プレートの「ゆっくり滑り(スロースリップ)」との関連が考えられるという。
地震発生前後に地下水温が急変したとの報告例もあり、地震予知に生かせる可能性があるとして、19日から北海道大学で始まる
日本地震学会で発表する。
 港小の井戸は、校庭の散水設備として使われていたもので、直径約1メートル、深さ約4メートル。上久保教諭らは、
10分間隔で水温を記録できる装置を昨年9月に備え付け、観測を続けてきた。
 結果を分析したところ、今年8月5日午後2時50分に52・6度を記録した。
7月31日朝までは26度ほどで推移していたが、同日午前10時の26・7度から急上昇し、5日間ほどで25・9度上がった。
ピーク後は徐々に元に戻った。
 このような現象は、昨年12月から今年8月までの8カ月間に、目立った上昇だけでも12回あった。
昨年12月26日に35・1度(幅16・6度)、5月1日には25・4度(幅7・3度)などだ。
 上久保教諭らが02年12月から観測している焼津市立大富小学校の井戸水も04年2月に突然33・4度に上がった例がある。
 水温上昇の原因や仕組みは解明されていないが、次のように推測できるという。
(1)プレート運動で岩盤に無数の小さな亀裂が入る
(2)元々あった亀裂とつながって亀裂群ができる
(3)地下数キロの高温の場所にある亀裂や岩盤鉱物のすき間に潜む熱水が、亀裂群をパイプのように伝わって
  圧力の小さい地表に向かって上昇する――という見方だ。
 そのうえで一連の水温上昇は時期的にみて、東海地方で00年から続く「ゆっくり滑り」との関連が考えられるという。
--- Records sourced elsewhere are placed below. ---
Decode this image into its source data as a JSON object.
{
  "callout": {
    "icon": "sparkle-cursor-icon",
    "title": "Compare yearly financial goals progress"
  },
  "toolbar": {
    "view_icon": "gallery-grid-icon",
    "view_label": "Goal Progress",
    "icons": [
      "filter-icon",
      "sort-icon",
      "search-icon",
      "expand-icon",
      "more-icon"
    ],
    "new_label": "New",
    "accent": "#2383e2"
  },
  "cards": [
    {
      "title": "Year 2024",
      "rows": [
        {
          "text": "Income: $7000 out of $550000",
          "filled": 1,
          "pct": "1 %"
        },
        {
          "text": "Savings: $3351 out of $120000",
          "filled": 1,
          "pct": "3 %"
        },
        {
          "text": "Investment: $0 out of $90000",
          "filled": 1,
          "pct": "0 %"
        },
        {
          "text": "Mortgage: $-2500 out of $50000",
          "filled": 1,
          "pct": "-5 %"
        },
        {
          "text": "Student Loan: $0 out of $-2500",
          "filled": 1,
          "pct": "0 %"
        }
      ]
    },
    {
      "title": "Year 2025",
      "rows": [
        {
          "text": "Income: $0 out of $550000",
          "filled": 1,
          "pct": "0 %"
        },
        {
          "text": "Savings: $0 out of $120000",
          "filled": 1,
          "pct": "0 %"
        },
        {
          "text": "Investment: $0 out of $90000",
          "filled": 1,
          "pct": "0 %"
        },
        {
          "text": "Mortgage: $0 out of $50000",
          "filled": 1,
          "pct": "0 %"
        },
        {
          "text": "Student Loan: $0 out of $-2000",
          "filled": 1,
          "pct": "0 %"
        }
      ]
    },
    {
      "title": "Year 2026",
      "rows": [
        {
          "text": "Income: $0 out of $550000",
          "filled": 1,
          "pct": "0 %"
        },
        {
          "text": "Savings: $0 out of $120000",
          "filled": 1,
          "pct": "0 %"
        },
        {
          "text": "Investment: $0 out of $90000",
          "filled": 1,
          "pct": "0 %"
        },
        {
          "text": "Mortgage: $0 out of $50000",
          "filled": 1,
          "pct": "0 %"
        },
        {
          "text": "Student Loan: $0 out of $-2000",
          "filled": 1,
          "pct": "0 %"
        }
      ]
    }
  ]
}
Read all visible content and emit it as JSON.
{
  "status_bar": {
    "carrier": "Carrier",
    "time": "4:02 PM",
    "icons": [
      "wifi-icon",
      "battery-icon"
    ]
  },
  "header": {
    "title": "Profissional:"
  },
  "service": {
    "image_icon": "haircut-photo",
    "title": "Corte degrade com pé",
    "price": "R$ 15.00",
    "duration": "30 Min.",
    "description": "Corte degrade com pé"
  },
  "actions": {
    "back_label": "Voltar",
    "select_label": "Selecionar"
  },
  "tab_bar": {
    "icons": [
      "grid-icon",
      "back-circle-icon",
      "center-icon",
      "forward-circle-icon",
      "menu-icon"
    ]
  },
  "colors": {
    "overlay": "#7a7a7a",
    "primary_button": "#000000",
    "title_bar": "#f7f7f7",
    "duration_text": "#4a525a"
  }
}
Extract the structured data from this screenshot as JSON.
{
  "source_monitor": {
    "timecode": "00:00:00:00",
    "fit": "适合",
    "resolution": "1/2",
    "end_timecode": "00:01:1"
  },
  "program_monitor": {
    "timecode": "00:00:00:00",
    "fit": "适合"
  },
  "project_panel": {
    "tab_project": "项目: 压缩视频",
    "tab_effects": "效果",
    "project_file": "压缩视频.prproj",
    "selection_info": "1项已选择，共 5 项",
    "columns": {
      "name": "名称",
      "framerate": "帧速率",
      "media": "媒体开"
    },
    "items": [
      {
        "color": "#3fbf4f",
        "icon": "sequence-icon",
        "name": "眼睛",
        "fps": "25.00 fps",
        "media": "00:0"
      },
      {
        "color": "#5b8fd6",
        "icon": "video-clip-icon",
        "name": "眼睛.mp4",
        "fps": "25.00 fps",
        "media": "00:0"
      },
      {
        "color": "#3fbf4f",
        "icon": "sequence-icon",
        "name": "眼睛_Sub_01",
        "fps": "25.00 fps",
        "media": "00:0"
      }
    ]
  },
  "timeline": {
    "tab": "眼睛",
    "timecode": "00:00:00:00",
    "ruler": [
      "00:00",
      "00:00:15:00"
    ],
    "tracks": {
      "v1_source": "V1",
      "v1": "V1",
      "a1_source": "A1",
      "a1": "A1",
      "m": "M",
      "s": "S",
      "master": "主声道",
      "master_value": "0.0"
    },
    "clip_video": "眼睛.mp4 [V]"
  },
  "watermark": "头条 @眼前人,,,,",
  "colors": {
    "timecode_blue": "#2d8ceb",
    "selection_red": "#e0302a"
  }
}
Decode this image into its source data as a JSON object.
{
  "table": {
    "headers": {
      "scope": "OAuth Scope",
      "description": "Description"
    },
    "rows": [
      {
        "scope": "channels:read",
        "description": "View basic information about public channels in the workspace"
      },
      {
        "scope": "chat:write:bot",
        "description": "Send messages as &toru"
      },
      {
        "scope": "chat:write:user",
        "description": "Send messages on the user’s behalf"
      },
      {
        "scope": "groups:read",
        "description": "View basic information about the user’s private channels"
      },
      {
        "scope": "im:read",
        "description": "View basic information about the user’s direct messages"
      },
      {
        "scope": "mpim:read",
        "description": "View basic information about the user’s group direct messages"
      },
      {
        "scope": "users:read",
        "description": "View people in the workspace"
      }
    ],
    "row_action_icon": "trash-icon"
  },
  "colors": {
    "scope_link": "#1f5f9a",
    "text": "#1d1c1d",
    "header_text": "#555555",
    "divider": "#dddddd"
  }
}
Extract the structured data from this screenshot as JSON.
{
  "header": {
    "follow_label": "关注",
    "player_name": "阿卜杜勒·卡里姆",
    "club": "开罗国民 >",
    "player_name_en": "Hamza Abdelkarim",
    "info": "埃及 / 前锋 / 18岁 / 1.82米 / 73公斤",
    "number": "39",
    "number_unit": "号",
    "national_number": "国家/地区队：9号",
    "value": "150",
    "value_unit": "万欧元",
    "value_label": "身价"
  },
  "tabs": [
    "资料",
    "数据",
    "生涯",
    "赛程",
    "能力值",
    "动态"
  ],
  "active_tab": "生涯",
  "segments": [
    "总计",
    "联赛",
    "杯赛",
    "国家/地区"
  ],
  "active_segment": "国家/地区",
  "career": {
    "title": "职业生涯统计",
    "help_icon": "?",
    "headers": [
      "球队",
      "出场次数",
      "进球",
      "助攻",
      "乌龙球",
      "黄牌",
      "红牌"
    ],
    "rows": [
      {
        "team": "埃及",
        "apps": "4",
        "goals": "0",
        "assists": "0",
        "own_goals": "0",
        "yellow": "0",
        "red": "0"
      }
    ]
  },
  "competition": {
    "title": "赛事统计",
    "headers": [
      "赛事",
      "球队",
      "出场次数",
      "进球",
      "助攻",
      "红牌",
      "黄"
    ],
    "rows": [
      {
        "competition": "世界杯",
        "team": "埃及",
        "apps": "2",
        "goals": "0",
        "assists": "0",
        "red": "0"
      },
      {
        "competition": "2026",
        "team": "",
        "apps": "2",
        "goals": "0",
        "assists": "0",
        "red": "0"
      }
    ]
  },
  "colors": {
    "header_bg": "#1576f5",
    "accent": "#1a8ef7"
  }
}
 地下水の温度変化については、佃助教授の調査で、阪神大震災直後に震源から約50キロ離れた地下水の温度が上昇し、
3年ほど元に戻らなかった例などがある。
 佃助教授らは国内約30カ所の井戸で観測を続けている。「地下を通って地表に出る水やガスなどの信号をとらえることは、
地下で何が起きているかを探る基本だ。観測井戸を増やし、監視態勢を整え、地下の状態が刻々とわかれば、大地震が
予測できるかもしれない」と期待する。
 上久保教諭も「地面の下はだれも見えない。井戸水の温度上昇は地下からのメッセージと受け止め、何を意味するのか、
さらにデータを蓄積したい」と話している。